Trump even contradicted an on-the-record statement from his own intelligence community when he said at a news conference, he had a “high degree of confidence” that the virus originated in a Wuhan lab.

CNN reported late Tuesday that Biden's “team” shut down a State Department investigation that was launched last fall by Trump’s administration to prove that the virus leaked from a Wuhan lab with links to the Chinese military. 

On Tuesday, White House press secretary Jen Psaki reiterated that Washington is relying on the World Health Organization to oversee an international investigation into COVID-19’s origins.

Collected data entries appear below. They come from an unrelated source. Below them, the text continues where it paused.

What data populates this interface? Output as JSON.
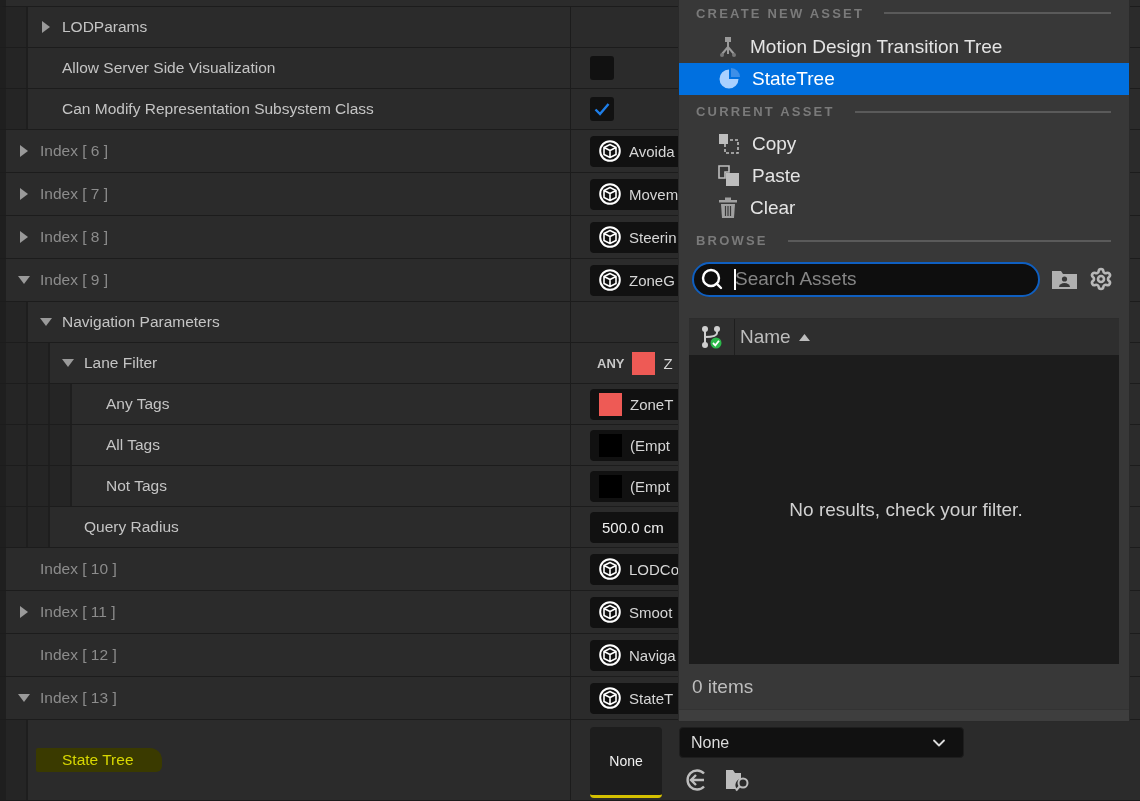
{
  "partial_group": {
    "children": [
      {
        "label": "LODParams",
        "expanded": false
      },
      {
        "label": "Allow Server Side Visualization",
        "value": {
          "kind": "checkbox",
          "checked": false
        }
      },
      {
        "label": "Can Modify Representation Subsystem Class",
        "value": {
          "kind": "checkbox",
          "checked": true
        }
      }
    ]
  },
  "properties": [
    {
      "label": "Index [ 6 ]",
      "expanded": false,
      "value": {
        "kind": "asset",
        "text": "Avoida"
      }
    },
    {
      "label": "Index [ 7 ]",
      "expanded": false,
      "value": {
        "kind": "asset",
        "text": "Movem"
      }
    },
    {
      "label": "Index [ 8 ]",
      "expanded": false,
      "value": {
        "kind": "asset",
        "text": "Steerin"
      }
    },
    {
      "label": "Index [ 9 ]",
      "expanded": true,
      "value": {
        "kind": "asset",
        "text": "ZoneG"
      },
      "children": [
        {
          "label": "Navigation Parameters",
          "expanded": true,
          "children": [
            {
              "label": "Lane Filter",
              "expanded": true,
              "value": {
                "kind": "tag_query",
                "prefix": "ANY",
                "color": "#ee5a55",
                "text": "Z"
              },
              "children": [
                {
                  "label": "Any Tags",
                  "value": {
                    "kind": "tag",
                    "color": "#ee5a55",
                    "text": "ZoneT"
                  }
                },
                {
                  "label": "All Tags",
                  "value": {
                    "kind": "tag",
                    "color": "#000000",
                    "text": "(Empt"
                  }
                },
                {
                  "label": "Not Tags",
                  "value": {
                    "kind": "tag",
                    "color": "#000000",
                    "text": "(Empt"
                  }
                }
              ]
            },
            {
              "label": "Query Radius",
              "value": {
                "kind": "number",
                "text": "500.0 cm"
              }
            }
          ]
        }
      ]
    },
    {
      "label": "Index [ 10 ]",
      "value": {
        "kind": "asset",
        "text": "LODCo"
      }
    },
    {
      "label": "Index [ 11 ]",
      "expanded": false,
      "value": {
        "kind": "asset",
        "text": "Smoot"
      }
    },
    {
      "label": "Index [ 12 ]",
      "value": {
        "kind": "asset",
        "text": "Naviga"
      }
    },
    {
      "label": "Index [ 13 ]",
      "expanded": true,
      "value": {
        "kind": "asset",
        "text": "StateT"
      },
      "children": [
        {
          "label": "State Tree",
          "highlighted": true,
          "value": {
            "kind": "asset_picker",
            "thumbnail": "None",
            "selection": "None"
          }
        }
      ]
    }
  ],
  "asset_menu": {
    "sections": [
      {
        "title": "CREATE NEW ASSET",
        "items": [
          {
            "label": "Motion Design Transition Tree",
            "selected": false
          },
          {
            "label": "StateTree",
            "selected": true
          }
        ]
      },
      {
        "title": "CURRENT ASSET",
        "items": [
          {
            "label": "Copy",
            "selected": false
          },
          {
            "label": "Paste",
            "selected": false
          },
          {
            "label": "Clear",
            "selected": false
          }
        ]
      },
      {
        "title": "BROWSE"
      }
    ],
    "search": {
      "placeholder": "Search Assets",
      "focused": true
    },
    "list": {
      "column": "Name",
      "sort_ascending": true,
      "empty_message": "No results, check your filter."
    },
    "item_count": "0 items"
  }
}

The World Health Organization (WHO) has formerly declared the lab leak theory as “extremely unlikely.”

The organization has now called for a broader investigation into whether the virus could have escaped from a laboratory where it was being studied, collected from a bat or other animal.

It had also urged people to avoid terms like the “Wuhan virus” or the “Chinese virus.”

Late last year, the US Centers for Disease Control and Prevention published a study which said hundreds of COVID-19 cases were found in the US, as early as December 2019, indicating that the virus was spreading globally weeks before the first cases were reported in China.

The study identified 106 infections from 7,389 blood samples collected from donors in nine US states between December 13, 2019 and January 17.

The samples, collected by the American Red Cross, were sent to the US Centers for Disease Control and Prevention for testing to detect if there were antibodies against the virus.

As of Wednesday, the virus has killed over 3,498,000 people across the world, including 591,953 in the US, only.